Using either a deck of playing cards or a deck you've made out of index cards, play "war" to practice facts.  Split the cards between the two players.  Turn over the top two cards – you can either add, subtract (keeping positive answers), or multiply the two cards to see who wins.  The winner takes all 4 cards, and you play again just like the traditional card game of war.  Whoever has the most cards at the end wins!  My students love this game!  Again, it's a very easy game to keep in the car or your purse so learning is always near.

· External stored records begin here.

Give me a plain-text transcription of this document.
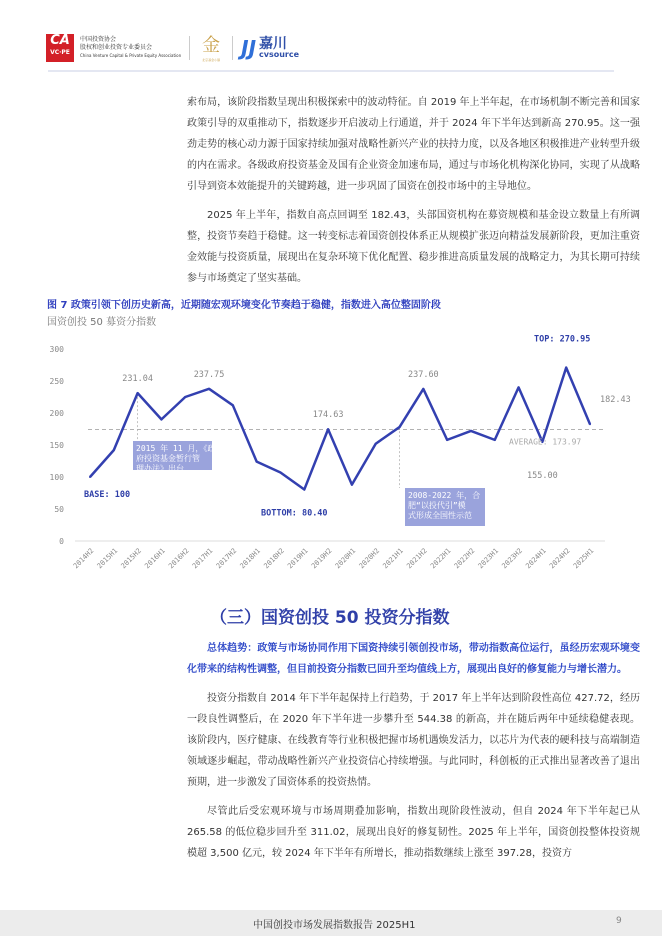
CA
VC·PE
中国投资协会
股权和创业投资专业委员会
China Venture Capital & Private Equity Association 金
北京基金小镇 JJ 嘉川
cvsource

索布局，该阶段指数呈现出积极探索中的波动特征。自 2019 年上半年起，在市场机制不断完善和国家政策引导的双重推动下，指数逐步开启波动上行通道，并于 2024 年下半年达到新高 270.95。这一强劲走势的核心动力源于国家持续加强对战略性新兴产业的扶持力度，以及各地区积极推进产业转型升级的内在需求。各级政府投资基金及国有企业资金加速布局，通过与市场化机构深化协同，实现了从战略引导到资本效能提升的关键跨越，进一步巩固了国资在创投市场中的主导地位。

2025 年上半年，指数自高点回调至 182.43，头部国资机构在募资规模和基金设立数量上有所调整，投资节奏趋于稳健。这一转变标志着国资创投体系正从规模扩张迈向精益发展新阶段，更加注重资金效能与投资质量，展现出在复杂环境下优化配置、稳步推进高质量发展的战略定力，为其长期可持续参与市场奠定了坚实基础。

图 7 政策引领下创历史新高，近期随宏观环境变化节奏趋于稳健，指数进入高位整固阶段
国资创投 50 募资分指数
0
50
100
150
200
250
300
2014H2 2015H1 2015H2 2016H1 2016H2 2017H1 2017H2 2018H1 2018H2 2019H1 2019H2 2020H1 2020H2 2021H1 2021H2 2022H1 2022H2 2023H1 2023H2 2024H1 2024H2 2025H1
2015 年 11 月，《政
府投资基金暂行管
理办法》出台
2008-2022 年，合
肥“以投代引”模
式形成全国性示范
BASE: 100
231.04	237.75
BOTTOM: 80.40
174.63
237.60
155.00
TOP: 270.95
182.43
AVERAGE: 173.97
（三）国资创投 50 投资分指数

总体趋势：政策与市场协同作用下国资持续引领创投市场，带动指数高位运行，虽经历宏观环境变化带来的结构性调整，但目前投资分指数已回升至均值线上方，展现出良好的修复能力与增长潜力。

投资分指数自 2014 年下半年起保持上行趋势，于 2017 年上半年达到阶段性高位 427.72，经历一段良性调整后，在 2020 年下半年进一步攀升至 544.38 的新高，并在随后两年中延续稳健表现。该阶段内，医疗健康、在线教育等行业积极把握市场机遇焕发活力，以芯片为代表的硬科技与高端制造领域逐步崛起，带动战略性新兴产业投资信心持续增强。与此同时，科创板的正式推出显著改善了退出预期，进一步激发了国资体系的投资热情。

尽管此后受宏观环境与市场周期叠加影响，指数出现阶段性波动，但自 2024 年下半年起已从 265.58 的低位稳步回升至 311.02，展现出良好的修复韧性。2025 年上半年，国资创投整体投资规模超 3,500 亿元，较 2024 年下半年有所增长，推动指数继续上涨至 397.28，投资方

中国创投市场发展指数报告 2025H1	9
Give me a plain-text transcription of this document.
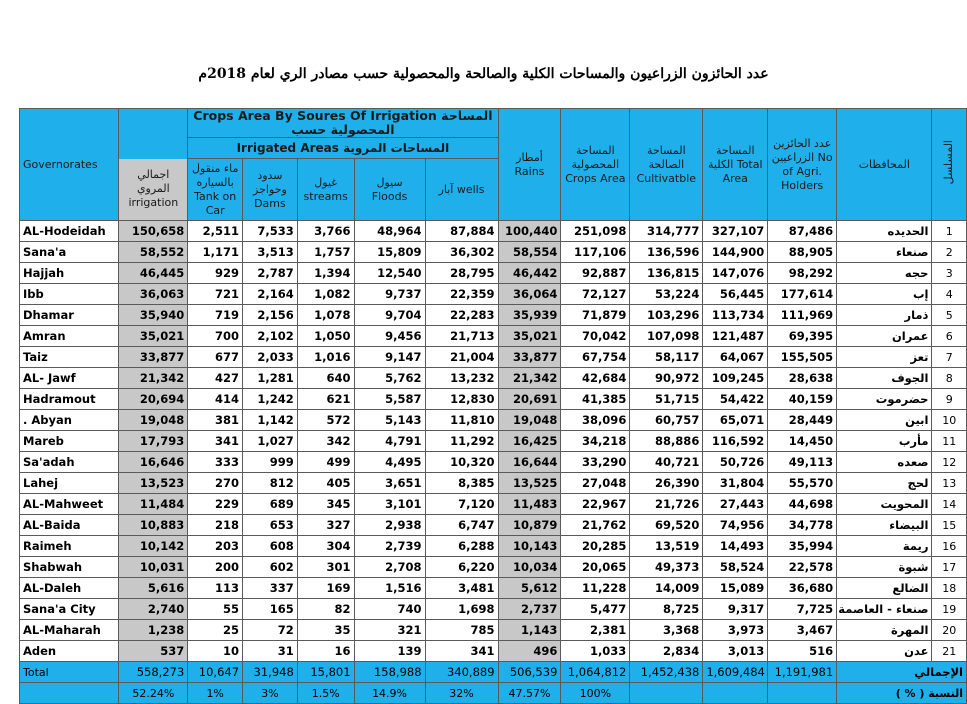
عدد الحائزون الزراعيون والمساحات الكلية والصالحة والمحصولية حسب مصادر الري لعام 2018م
Governorates		Crops Area By Soures Of Irrigation المساحة المحصولية حسب					أمطار Rains	المساحة المحصولية Crops Area	المساحة الصالحة Cultivatble	المساحة الكلية Total Area	عدد الحائزين الزراعيين No of Agri. Holders	المحافظات	المسلسل
		Irrigated Areas المساحات المروية											
	اجمالي المروي irrigation	ماء منقول بالسياره Tank on Car	سدود وحواجز Dams	غيول streams	سيول Floods	آبار wells							
AL-Hodeidah	150,658	2,511	7,533	3,766	48,964	87,884	100,440	251,098	314,777	327,107	87,486	الحديده	1
Sana'a	58,552	1,171	3,513	1,757	15,809	36,302	58,554	117,106	136,596	144,900	88,905	صنعاء	2
Hajjah	46,445	929	2,787	1,394	12,540	28,795	46,442	92,887	136,815	147,076	98,292	حجه	3
Ibb	36,063	721	2,164	1,082	9,737	22,359	36,064	72,127	53,224	56,445	177,614	إب	4
Dhamar	35,940	719	2,156	1,078	9,704	22,283	35,939	71,879	103,296	113,734	111,969	ذمار	5
Amran	35,021	700	2,102	1,050	9,456	21,713	35,021	70,042	107,098	121,487	69,395	عمران	6
Taiz	33,877	677	2,033	1,016	9,147	21,004	33,877	67,754	58,117	64,067	155,505	تعز	7
AL- Jawf	21,342	427	1,281	640	5,762	13,232	21,342	42,684	90,972	109,245	28,638	الجوف	8
Hadramout	20,694	414	1,242	621	5,587	12,830	20,691	41,385	51,715	54,422	40,159	حضرموت	9
. Abyan	19,048	381	1,142	572	5,143	11,810	19,048	38,096	60,757	65,071	28,449	ابين	10
Mareb	17,793	341	1,027	342	4,791	11,292	16,425	34,218	88,886	116,592	14,450	مأرب	11
Sa'adah	16,646	333	999	499	4,495	10,320	16,644	33,290	40,721	50,726	49,113	صعده	12
Lahej	13,523	270	812	405	3,651	8,385	13,525	27,048	26,390	31,804	55,570	لحج	13
AL-Mahweet	11,484	229	689	345	3,101	7,120	11,483	22,967	21,726	27,443	44,698	المحويت	14
AL-Baida	10,883	218	653	327	2,938	6,747	10,879	21,762	69,520	74,956	34,778	البيضاء	15
Raimeh	10,142	203	608	304	2,739	6,288	10,143	20,285	13,519	14,493	35,994	ريمة	16
Shabwah	10,031	200	602	301	2,708	6,220	10,034	20,065	49,373	58,524	22,578	شبوة	17
AL-Daleh	5,616	113	337	169	1,516	3,481	5,612	11,228	14,009	15,089	36,680	الضالع	18
Sana'a City	2,740	55	165	82	740	1,698	2,737	5,477	8,725	9,317	7,725	صنعاء - العاصمة	19
AL-Maharah	1,238	25	72	35	321	785	1,143	2,381	3,368	3,973	3,467	المهرة	20
Aden	537	10	31	16	139	341	496	1,033	2,834	3,013	516	عدن	21
Total	558,273	10,647	31,948	15,801	158,988	340,889	506,539	1,064,812	1,452,438	1,609,484	1,191,981	الإجمالي	
	52.24%	1%	3%	1.5%	14.9%	32%	47.57%	100%				النسبة ( % )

3.  100 Chart: The 100 chart is an amazing tool to help build your children's number sense and allow them to use something concrete to memorize their facts.  They can use it as a visual tool when they need a point of reference or they can use it as a tactile tool by touching the numbers or using a game piece to count forwards and backwards.  For multiplication and division, have your children color in the multiples of each number so they can start to see patterns with the facts.  For example: to learn the facts of 6, color in 6, 12, 18, etc. so only the multiples of 6 are colored in. Your child will start to make a connection to the products of each fact instead of just memorizing random numbers. (You can print free 100 charts off the Internet.)

4.  Triangle Facts:

These are used as traditional flash cards, but they help to make the connection between all three numbers in the fact which is so important for the "memorizing" process.  Choose a fact, e.g., 6 + 3 = 9.  Place each number in the corner of the triangle with a star next to the answer (in this case, 9).  While holding the triangular card, cover one of the numbers with your finger so your child can only see 2 numbers, then have him/her find the missing number to complete the fact.  For extra practice, have your child write the 4 fact families for each card.  Students can practice on their own or you can quiz them.  Triangle facts are easy and fast!  You can buy them, make them yourself, or print them free online.

5.  I Know Cards:

This is a great way to help with the facts that your child gets stuck on every time!  There are always those tough facts that students just sometimes can't remember, so making "I know cards" will help them come up with a strategy for finding the answer.  For example: to help with 6 x 7 = 42, have your child write on an index card or piece of paper, "I know 6 x 6 is 36, so I add one more group of 6: 36 + 6 = 42, so 6x7=42".  Your child can use whatever strategy he or she likes but the focus is on what s/he already knows, not what s/he doesn't know.  You can hang the "I know cards" in their rooms or read through them weekly.